В социологических терминах пенсии — это священный, то есть охраняемый особыми, не обыденными нормами институт. Не случайно российское государство всегда очень строго следило за тем, чтобы пенсии выплачивались вовремя. Задержки выплат зарплат в 1990-е годы были повальными. Чтобы при этом не платили пенсии — такого не было. Власть, государство могли ругать очень сильно, но никому не приходило в голову, что оно может не заплатить пенсионерам. Те же представления существовали на уровне индивида: человека могли выгнать с работы (например, за пьянку), можно было нажить себе неприятности на службе, критикуя власть, но никому бы не пришло в голову, что за то или это могут лишить пенсии.  Благодаря этому пенсионеры представляли собой на протяжении почти всех этих лет наиболее свободный и смелый класс с точки зрения участия в социальном протесте. Наши пенсионеры в этом смысле выступали так, как в других странах выступала студенческая, еще не стесненная социальными узами молодежь.

Отношение к самой пенсии в массовом сознании очень сложное. С одной стороны, есть понимание того, что это трудовая пенсия: люди заработали себе право на нее честным трудом, а теперь часть того, что заработали, им возвращается государством. Но есть еще так называемая пенсия по старости, которая не связана с трудовым стажем. И та и другая — обязательный атрибут нашей жизни. Трудовые заслуги и просто заслуги за то, что «я здесь жил», в общем, рассматриваются вместе. Идея, что старость — это заслуга, что прожить жизнь здесь — это заслуга, и она должна быть государством отмечена как таковая платой, — это твердое убеждение россиянина.

Примечательно, что столь твердые убеждения не относятся к древней традиции. Они успели сложиться за исторически весьма краткое и недавнее время. Пенсионное обеспечение того или иного рода для всех жителей страны — это завоевание эпохи, называвшейся социализмом, на ее довольно поздней стадии (1960-е). Глядя на сегодняшние массовые представления, следует признать, что воздействие некоторых базовых постулатов советской версии социализма на массовую социальную культуру оказалось очень глубоким. Россияне в своем большинстве, например, продолжают считать, что основные средства производства не должны быть в частных руках, что недра должны принадлежать государству, и пр. К этому же корпусу представлений относятся и представления о пенсии и пенсионном возрасте.

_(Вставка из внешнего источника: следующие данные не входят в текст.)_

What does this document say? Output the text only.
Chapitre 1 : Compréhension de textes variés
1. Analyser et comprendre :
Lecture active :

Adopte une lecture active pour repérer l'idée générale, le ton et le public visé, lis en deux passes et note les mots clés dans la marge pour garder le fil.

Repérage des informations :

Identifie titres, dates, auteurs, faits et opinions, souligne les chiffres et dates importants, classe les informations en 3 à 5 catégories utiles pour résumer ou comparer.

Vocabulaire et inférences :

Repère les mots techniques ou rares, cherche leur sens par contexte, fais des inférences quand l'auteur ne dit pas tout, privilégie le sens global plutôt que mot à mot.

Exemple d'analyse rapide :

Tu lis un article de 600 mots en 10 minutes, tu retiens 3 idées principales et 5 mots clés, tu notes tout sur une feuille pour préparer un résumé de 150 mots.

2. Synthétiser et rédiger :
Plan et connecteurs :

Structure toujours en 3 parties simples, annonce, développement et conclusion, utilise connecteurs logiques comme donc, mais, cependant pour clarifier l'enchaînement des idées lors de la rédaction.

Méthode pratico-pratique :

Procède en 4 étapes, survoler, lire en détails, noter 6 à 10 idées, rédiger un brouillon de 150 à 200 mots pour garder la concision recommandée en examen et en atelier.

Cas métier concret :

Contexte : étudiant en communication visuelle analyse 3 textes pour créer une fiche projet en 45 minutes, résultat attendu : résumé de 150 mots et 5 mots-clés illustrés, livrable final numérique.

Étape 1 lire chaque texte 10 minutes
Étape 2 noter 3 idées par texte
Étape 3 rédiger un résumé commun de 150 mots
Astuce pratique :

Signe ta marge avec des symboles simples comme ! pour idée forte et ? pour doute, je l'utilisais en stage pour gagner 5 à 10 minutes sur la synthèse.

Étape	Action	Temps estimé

Пенсионный возраст имеет огромное символическое значение. Характерно, что по поводу рубежа, за которым кончается юность и начинается зрелый возраст, согласия в обществе гораздо меньше, нежели по поводу рубежа, за которым начинается старость. И этот рубеж — пенсионный возраст.

Сторонники его повышения в этом согласны с публикой. Они утверждают, что старость нынче стала приходить к людям позже, поэтому и обозначающий ее рубеж надо подвинуть на более позднее время. Но в России отступление старости не так заметно людям, поэтому их аргументы принимаются немногими. В общественном сознании есть четыре представления о том, что начинается после достижения пенсионного возраста.

Жизнь после пенсии

Первое — не очень распространенное, но приобретшее весьма большой вес в возникших дискуссиях вокруг реформы — представление говорит о том, что в силу неких особых условий жизни и труда в России после выхода на пенсию (а иногда и еще до него) людей настигает смерть. Выступающие с этими аргументами указывают на очень низкую продолжительность жизни российских мужчин. Увеличение пенсионного возраста, заявляют они, только усугубит эту ситуацию. Они считают, что их доводы парируют аргументы тех, кто говорит, что в близком будущем все менее многочисленным работающим станет невмоготу кормить все более многочисленных пенсионеров, — выходящие на пенсию будут сразу умирать.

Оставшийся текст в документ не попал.